Известно, что коронавирусы между собой активно рекомбинируют — обмениваются генетическим материалом, и различные геномные субрегионы вируса могут иметь разных предков. Задача ученых заключалась в том, чтобы выявить те области вируса, которые не подвергались рекомбинации и которые можно использовать для реконструкции его эволюции.
В статье сообщается, что наиболее близким к SARS-CoV-2 оказался вирус летучей мыши RaTG13. Совпадения составляют 96 процентов генома, но есть и различия. Полученные авторами данные указывают на то, что линия, породившая SARS-CoV-2, могла циркулировать у летучих мышей в течение нескольких десятилетий.
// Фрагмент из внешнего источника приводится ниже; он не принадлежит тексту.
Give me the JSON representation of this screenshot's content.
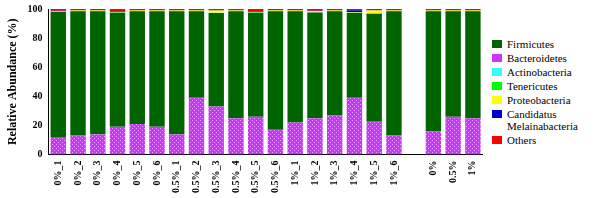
{
  "chart_data": {
    "type": "bar",
    "stacked": true,
    "grid": false,
    "legend": "right",
    "y_label": "Relative Abundance (%)",
    "categories": [
      "0%_1",
      "0%_2",
      "0%_3",
      "0%_4",
      "0%_5",
      "0%_6",
      "0.5%_1",
      "0.5%_2",
      "0.5%_3",
      "0.5%_4",
      "0.5%_5",
      "0.5%_6",
      "1%_1",
      "1%_2",
      "1%_3",
      "1%_4",
      "1%_5",
      "1%_6",
      null,
      "0%",
      "0.5%",
      "1%"
    ],
    "ylim": [
      0,
      100
    ],
    "yticks": [
      0,
      20,
      40,
      60,
      80,
      100
    ],
    "series": [
      {
        "name": "Firmicutes",
        "color": "#006400",
        "values": [
          86.1,
          85.5,
          84.5,
          78.5,
          77.5,
          79.5,
          84.5,
          59.5,
          64.3,
          73.5,
          71.5,
          81.5,
          76.5,
          72.6,
          71.5,
          58.2,
          73.8,
          85.5,
          null,
          82.5,
          72.5,
          73.5
        ]
      },
      {
        "name": "Bacteroidetes",
        "color": "#cc33ff",
        "values": [
          12,
          13,
          14,
          19,
          21,
          19,
          14,
          39,
          33,
          25,
          26,
          17,
          22,
          25,
          27,
          39,
          23,
          13,
          null,
          16,
          26,
          25
        ]
      },
      {
        "name": "Actinobacteria",
        "color": "#33ffff",
        "values": [
          0.1,
          0.1,
          0.1,
          0.1,
          0.1,
          0.1,
          0.1,
          0.1,
          0.1,
          0.1,
          0.1,
          0.1,
          0.1,
          0.1,
          0.1,
          0.1,
          0.1,
          0.1,
          null,
          0.1,
          0.1,
          0.1
        ]
      },
      {
        "name": "Tenericutes",
        "color": "#00ff00",
        "values": [
          0.1,
          0.1,
          0.1,
          0.1,
          0.1,
          0.1,
          0.1,
          0.1,
          0.1,
          0.1,
          0.1,
          0.1,
          0.1,
          0.1,
          0.1,
          0.1,
          0.1,
          0.1,
          null,
          0.1,
          0.1,
          0.1
        ]
      },
      {
        "name": "Proteobacteria",
        "color": "#ffff00",
        "values": [
          0.3,
          0.3,
          0.3,
          0.3,
          0.3,
          0.3,
          0.3,
          0.3,
          1.5,
          0.3,
          0.3,
          0.3,
          0.3,
          0.8,
          0.3,
          0.3,
          2,
          0.3,
          null,
          0.3,
          0.3,
          0.3
        ]
      },
      {
        "name": "Candidatus Melainabacteria",
        "color": "#0000cc",
        "values": [
          0.2,
          0.2,
          0.2,
          0.2,
          0.2,
          0.2,
          0.2,
          0.2,
          0.2,
          0.2,
          0.2,
          0.2,
          0.2,
          0.2,
          0.2,
          1.5,
          0.2,
          0.2,
          null,
          0.2,
          0.2,
          0.2
        ]
      },
      {
        "name": "Others",
        "color": "#ff0000",
        "values": [
          1.2,
          0.8,
          0.8,
          1.8,
          0.8,
          0.8,
          0.8,
          0.8,
          0.8,
          0.8,
          1.8,
          0.8,
          0.8,
          1.2,
          0.8,
          0.8,
          0.8,
          0.8,
          null,
          0.8,
          0.8,
          0.8
        ]
      }
    ]
  }
}
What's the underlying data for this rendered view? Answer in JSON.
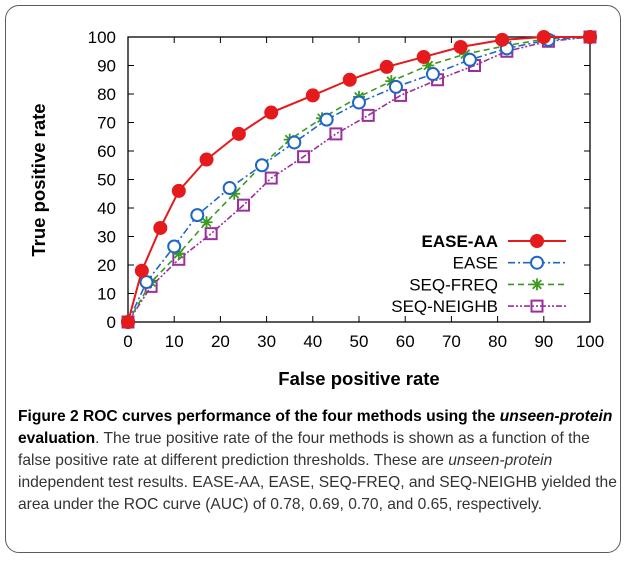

Сходный коронавирус Pangolin-2019 выявили также у панголинов из китайской провинции
Гуандун, поэтому авторы рассматривали и этот вариант.
Результаты предполагают, что RaTG13 и SARS-CoV-2 имеют общую наследственную линию, генетически отличную на 95 процентов от родственных сарбековирусов летучих мышей, обнаруженных в 1948, 1969 и 1982 годах.
При этом рецепторсвязывающий домен (RBD) белка-шипа вируса, который позволяет ему использовать человеческий рецептор ACE2 для проникновения в клетки, генетически более похоже на вирус панголина, и авторы не обнаружили признаков рекомбинации между линией, ведущей к SARS-CoV-2 и другим известным сарбековирусам.
Основываясь на этом открытии, ученые предполагают, что этот белок и его RBD являются наследственным признаком линии, ведущей к SARS-CoV-2, RaTG13 и Pangolin-2019, следовательно, все эти вирусы имели общего предка.
Несмотря на это, авторы утверждают, что панголины вряд ли были промежуточным хозяином вируса и вряд ли играли существенную роль при передаче его человеку. Наследственное положение адаптированных к человеку контактов RBD коронавируса SARS-CoV-2 указывают на то, что эта адаптация, скорее всего, проходила у летучих мышей, но для однозначного заключения, считают ученые, нужны дополнительные исследования, базирующиеся на более широкой выборке.
Авторы отмечаю, что существующее разнообразие и динамический процесс рекомбинации среди клонов сарбековирусов летучих мышей демонстрируют, насколько трудно однозначно идентифицировать зоонозные вирусы, способные вызвать значительные вспышки среди людей, до их появления, и подчеркивают необходимость создания систем наблюдения за вирусами в реальном времени. Это позволит вовремя обнаруживать новые патогены, вызывающие болезни человека, и классифицировать их, считают ученые.